NO WRITER ATTRIBUTED

According to a report issued last week by the Southern Regional Council, Negro citizens are calling into question the Federal Government's legal and moral role in the fight for equal rights. The report reinforces Rev. Martin Luther King's charge that FBI agents in Albany, Georgia and other Southern cities are blatantly working with segregationists.

In the past six months of violence, the FBI has made only one arrest, and that followed the bombing of a church in which an FBI man had been injured. One can dismiss as irrelevant the accusation leveled recently by two dissident agents that the Bureau is led and staffed by racially biased men. More significant is the fact that in the South the Bureau must work hand in hand with local police on a myriad of law-enforcement matters, ranging from postal fraud to moonshine liquor. The individual agents have found it impractical, maybe impossible, to disrupt the network of friends and colleagues with whom they work on matters other than civil rights.

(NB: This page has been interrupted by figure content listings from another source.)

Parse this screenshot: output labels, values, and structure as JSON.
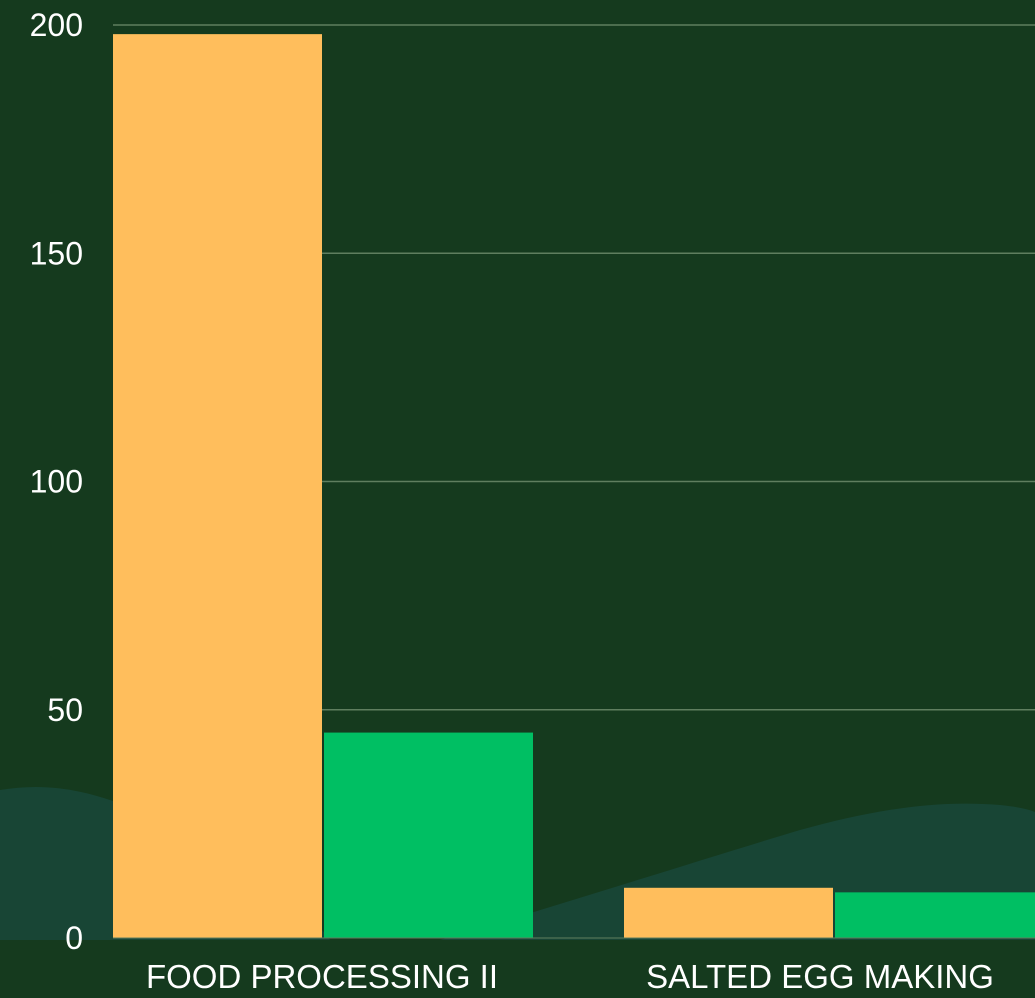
{
  "colors": {
    "background": "#153a1e",
    "wave": "#184535",
    "gridline": "#5f7e5f",
    "axis_text": "#ffffff"
  },
  "chart_data": {
    "type": "bar",
    "categories": [
      "FOOD PROCESSING II",
      "SALTED EGG MAKING"
    ],
    "series": [
      {
        "values": [
          198,
          11
        ],
        "color": "#ffbe5c"
      },
      {
        "values": [
          45,
          10
        ],
        "color": "#00bf63"
      }
    ],
    "yticks": [
      0,
      50,
      100,
      150,
      200
    ],
    "ylim": [
      0,
      200
    ],
    "grid": true,
    "legend": "none",
    "title": "",
    "xlabel": "",
    "ylabel": ""
  }
}
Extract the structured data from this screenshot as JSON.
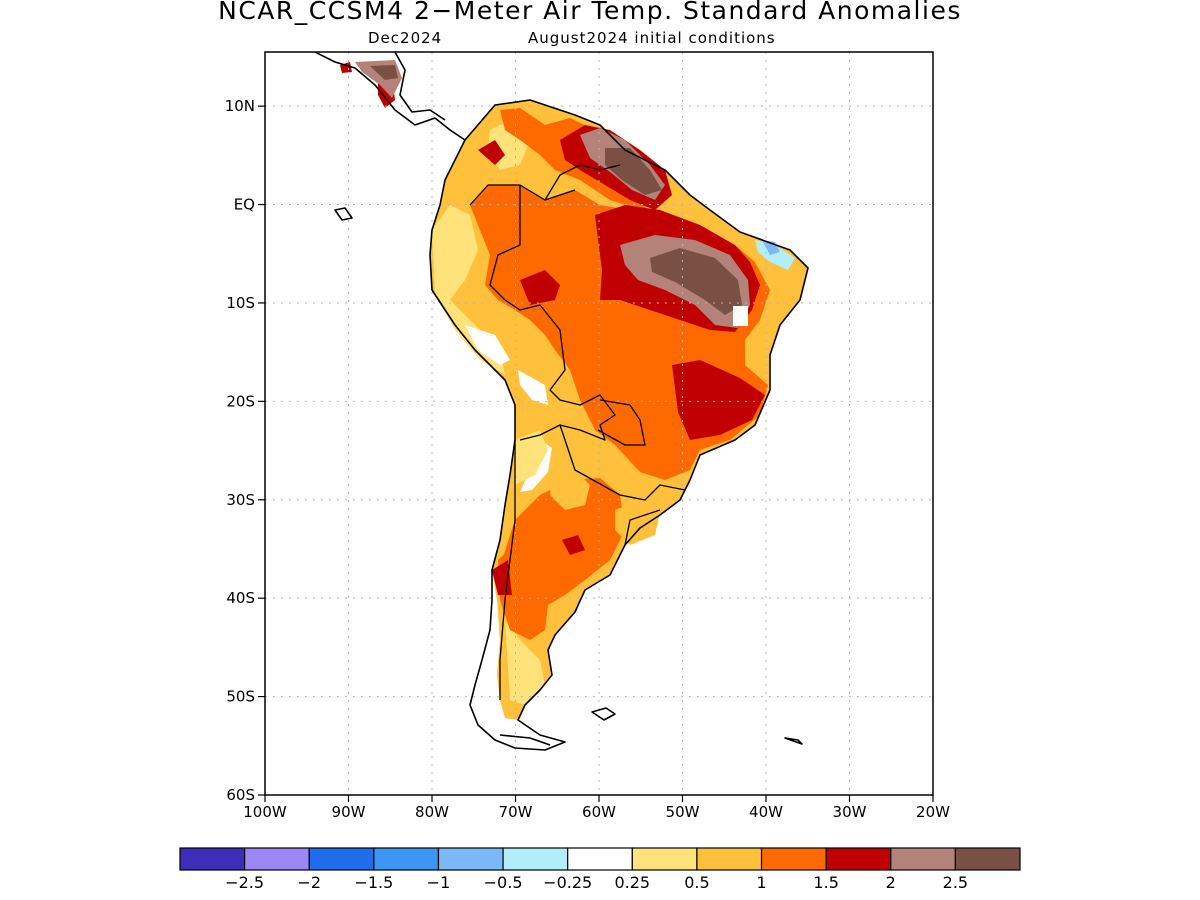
{
  "title": "NCAR_CCSM4 2−Meter Air Temp. Standard Anomalies",
  "subtitle_left": "Dec2024",
  "subtitle_right": "August2024 initial conditions",
  "lat_labels": [
    "10N",
    "EQ",
    "10S",
    "20S",
    "30S",
    "40S",
    "50S",
    "60S"
  ],
  "lon_labels": [
    "100W",
    "90W",
    "80W",
    "70W",
    "60W",
    "50W",
    "40W",
    "30W",
    "20W"
  ],
  "map_extent": {
    "lon": [
      -100,
      -20
    ],
    "lat": [
      -60,
      15.5
    ]
  },
  "colorbar": {
    "colors": [
      "#3d2db8",
      "#9b87f5",
      "#1f6cec",
      "#3e96f4",
      "#7ab8f8",
      "#b2eefa",
      "#ffffff",
      "#ffe27a",
      "#ffc03c",
      "#ff6a00",
      "#c00000",
      "#b3837a",
      "#7a5045"
    ],
    "labels": [
      "−2.5",
      "−2",
      "−1.5",
      "−1",
      "−0.5",
      "−0.25",
      "0.25",
      "0.5",
      "1",
      "1.5",
      "2",
      "2.5"
    ]
  }
}
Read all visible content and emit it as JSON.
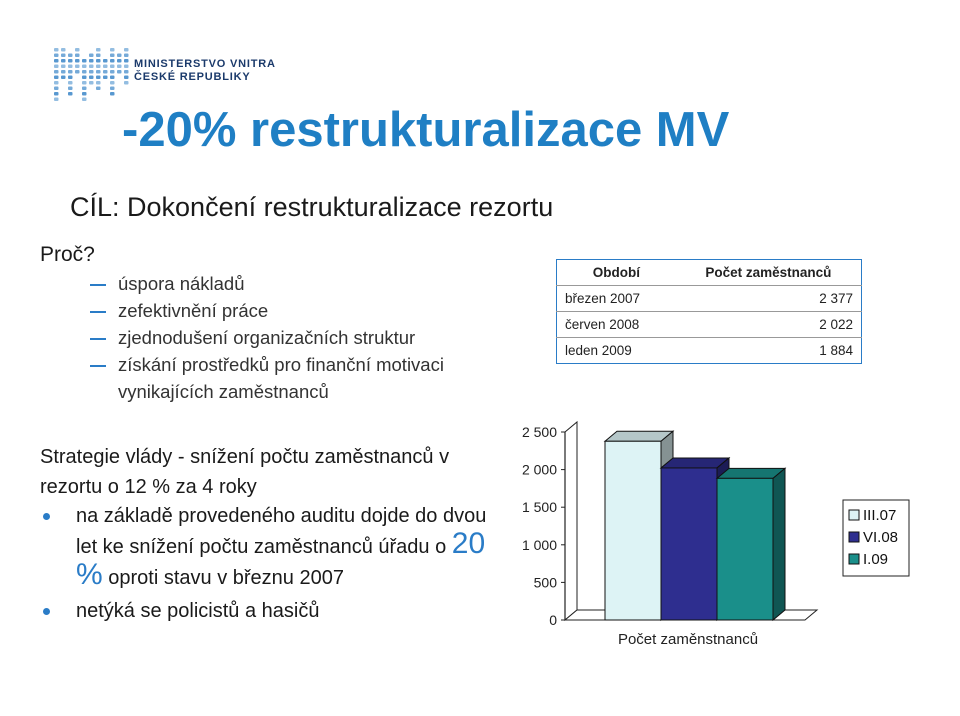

The Council Report suggests a special corps of civil rights agents, free of the entanglements which restrict FBI men in this field, and empowered to "prevent, as well as to investigate, violations of constitutional rights." Such a group, the Report fails to observe, would be more closely linked to Attorney General Kennedy's Justice Department than the FBI, which under J. Edgar Hoover's control has remained semi-autonomous. Thus, the Administration would assume a far less ambiguous legal approach toward the civil rights movement.

The Council Report urges that local law-enforcement officers be prosecuted by the Justice Department under Section 242 of the U.S. criminal code, which makes it illegal for them to subject "any inhabitant of any state to the deprivation of any rights, privileges or immunities secured or protected by the Constitution and laws of the United States." Attorney General Kennedy could have actively protected the well-being of the leaders of the Albany movement. He hesitated, preferring to congratulate Albany's police chief (who arrested over 1,000 Negroes) for maintaining the peace. His Justice Department rarely used its power of injunction to defend the rights of assembly and petition (though participation in marches and prayer-demonstrations provided the "legal" reason for jailing at least 700 citizens in Albany).

As for the President, it is his job to explain why "maintenance of law and order" cannot provide a semantic justification for jailing those who try to change the social order of the South. He need not, as he did in his speech on Mississippi, describe integration "so we can turn to the crises that are without, and stand united..." Unity in this era of cold-war crises is the cheapest reason for condemning segregation. It would not be impolitic for Mr. Kennedy to talk to this nation in moral terms: segregation is not merely a political liability but a moral horror.

Professor Howard Zinn, of Spelman College in Georgia, compiled the Report for the moderate, hi-racial Southern Regional Council. He has drafted a far-sighted, specific and humane set of suggestions. The President and the Attorney General would do well to take them seriously.